Another competitive inhibitor of ubiquinone is carboxin, a potent fungicide that interferes with the Q-binding site on complex II. The binding of carboxin inhibits the transfer of electrons from FADH2 to ubiquinone, thus blocking the respiratory chain.
Certain antibiotics are also known to inhibit the respiratory chain complexes. For instance, antimycin A, an antibiotic produced by Streptomyces species, interferes with the ubiquinone binding site of complex III, thereby blocking the Q-cycle. The absence of Q-cycle prevents electron transfer between complex III subunits, cytochrome b and cytochrome c, thus inhibiting the electron transport chain.
Sometimes, toxins generated during metabolic activities of the cell can act as an inhibitor of mitochondrial function. For example, carbon monoxide, a by-product of heme catabolism, inhibits complex IV by competing with oxygen for the oxygen-binding sites. This leads to electron accumulation at complex III and results in the generation of superoxide radicals.

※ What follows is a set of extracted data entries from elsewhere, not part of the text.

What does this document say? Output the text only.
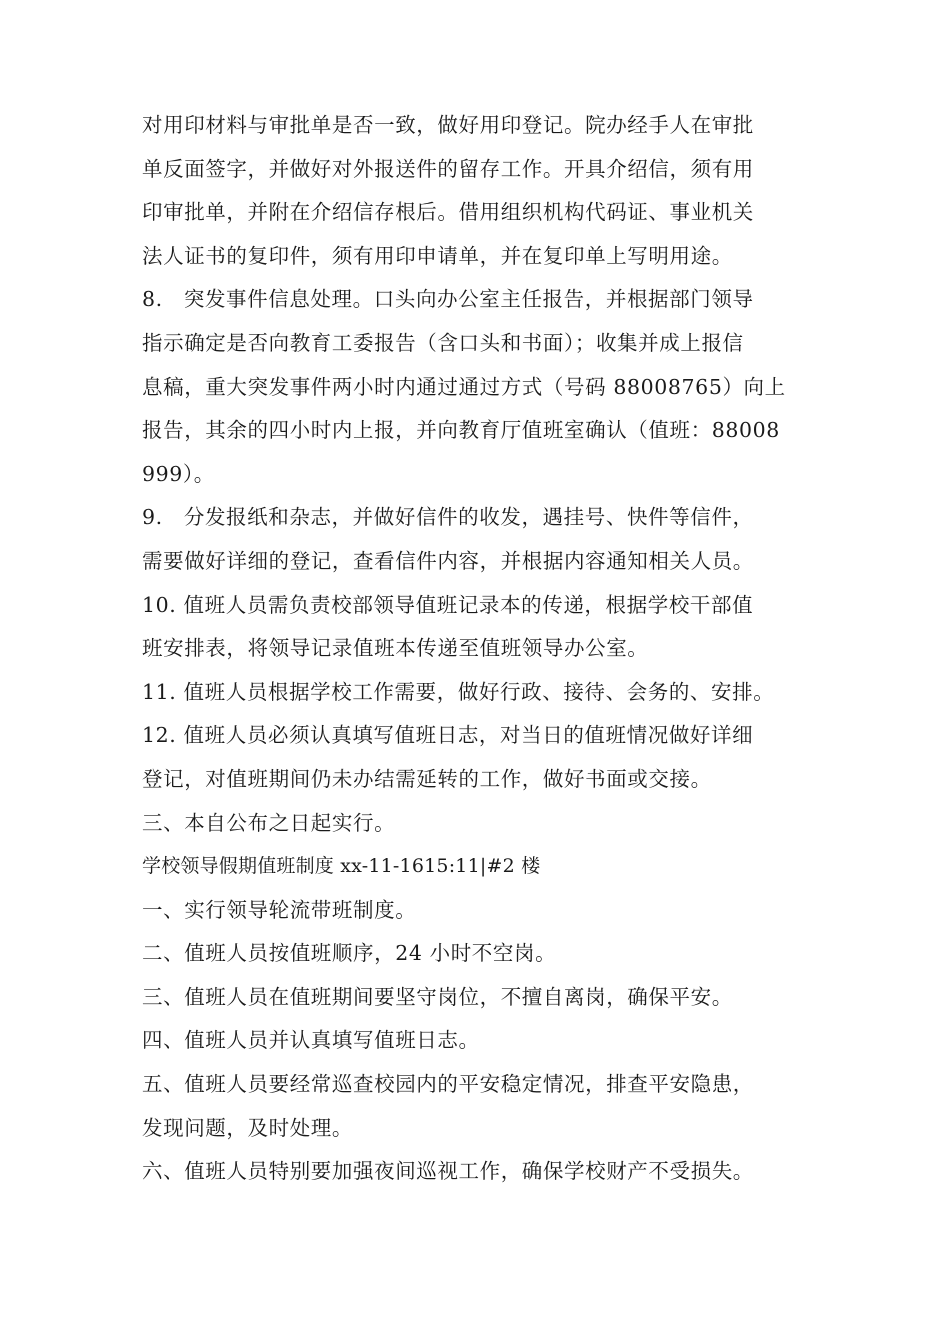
对用印材料与审批单是否一致，做好用印登记。院办经手人在审批
单反面签字，并做好对外报送件的留存工作。开具介绍信，须有用
印审批单，并附在介绍信存根后。借用组织机构代码证、事业机关
法人证书的复印件，须有用印申请单，并在复印单上写明用途。
8.　突发事件信息处理。口头向办公室主任报告，并根据部门领导
指示确定是否向教育工委报告（含口头和书面）；收集并成上报信
息稿，重大突发事件两小时内通过通过方式（号码 88008765）向上
报告，其余的四小时内上报，并向教育厅值班室确认（值班：88008
999）。
9.　分发报纸和杂志，并做好信件的收发，遇挂号、快件等信件，
需要做好详细的登记，查看信件内容，并根据内容通知相关人员。
10. 值班人员需负责校部领导值班记录本的传递，根据学校干部值
班安排表，将领导记录值班本传递至值班领导办公室。
11. 值班人员根据学校工作需要，做好行政、接待、会务的、安排。
12. 值班人员必须认真填写值班日志，对当日的值班情况做好详细
登记，对值班期间仍未办结需延转的工作，做好书面或交接。
三、本自公布之日起实行。
学校领导假期值班制度 xx-11-1615:11|#2 楼
一、实行领导轮流带班制度。
二、值班人员按值班顺序，24 小时不空岗。
三、值班人员在值班期间要坚守岗位，不擅自离岗，确保平安。
四、值班人员并认真填写值班日志。
五、值班人员要经常巡查校园内的平安稳定情况，排查平安隐患，
发现问题，及时处理。
六、值班人员特别要加强夜间巡视工作，确保学校财产不受损失。
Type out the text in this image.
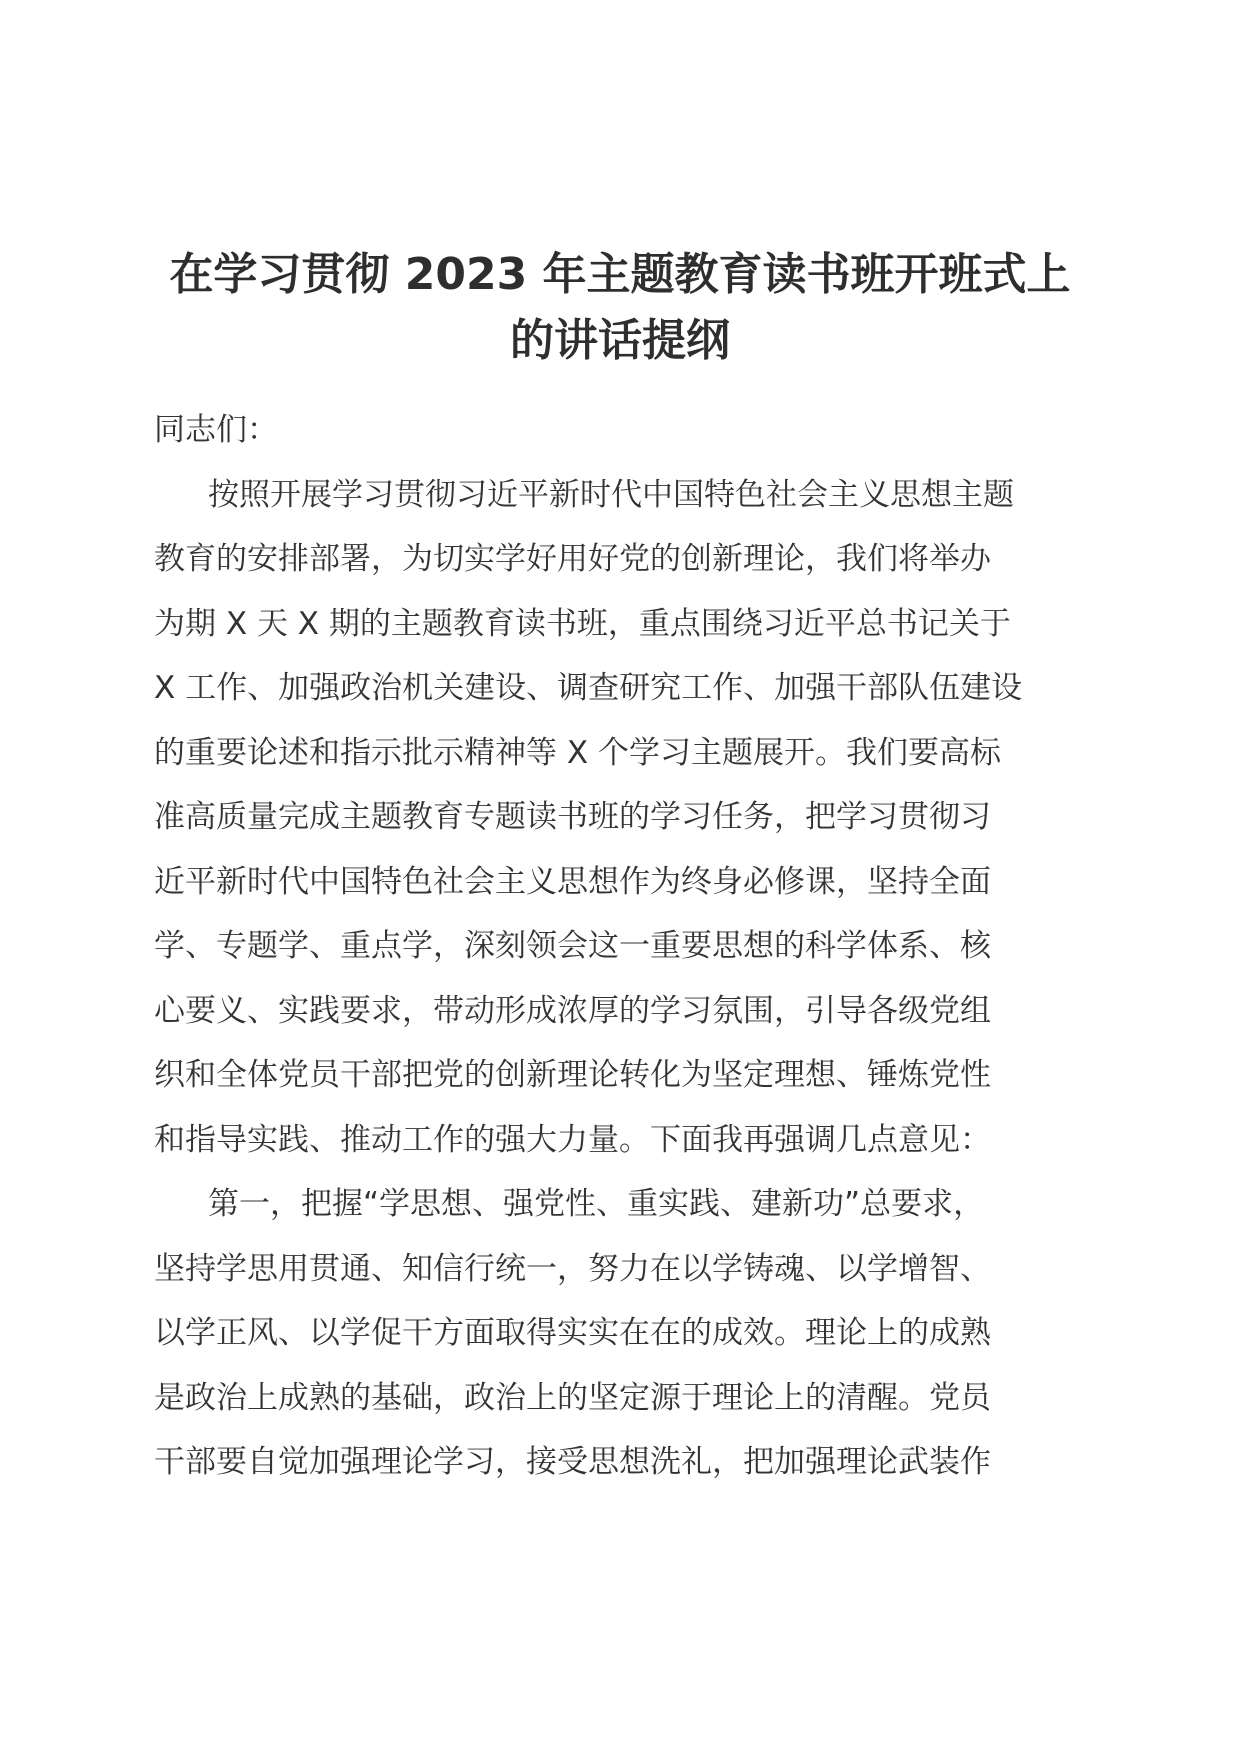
在学习贯彻 2023 年主题教育读书班开班式上
的讲话提纲
同志们：
按照开展学习贯彻习近平新时代中国特色社会主义思想主题
教育的安排部署，为切实学好用好党的创新理论，我们将举办
为期 X 天 X 期的主题教育读书班，重点围绕习近平总书记关于
X 工作、加强政治机关建设、调查研究工作、加强干部队伍建设
的重要论述和指示批示精神等 X 个学习主题展开。我们要高标
准高质量完成主题教育专题读书班的学习任务，把学习贯彻习
近平新时代中国特色社会主义思想作为终身必修课，坚持全面
学、专题学、重点学，深刻领会这一重要思想的科学体系、核
心要义、实践要求，带动形成浓厚的学习氛围，引导各级党组
织和全体党员干部把党的创新理论转化为坚定理想、锤炼党性
和指导实践、推动工作的强大力量。下面我再强调几点意见：
第一，把握“学思想、强党性、重实践、建新功”总要求，
坚持学思用贯通、知信行统一，努力在以学铸魂、以学增智、
以学正风、以学促干方面取得实实在在的成效。理论上的成熟
是政治上成熟的基础，政治上的坚定源于理论上的清醒。党员
干部要自觉加强理论学习，接受思想洗礼，把加强理论武装作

The mitochondrial ATP synthase, or complex V, is inhibited by oligomycin, an antibiotic that binds and inhibits its proton channel. This inhibition prevents proton flow through the ATP synthase, thus preventing the rotary motion of the complex needed for catalytic conversion of ADP to ATP.
While these toxins are potent inhibitors of respiratory functions, they can also act as valuable agents in studying individual complexes and enzyme kinetic research.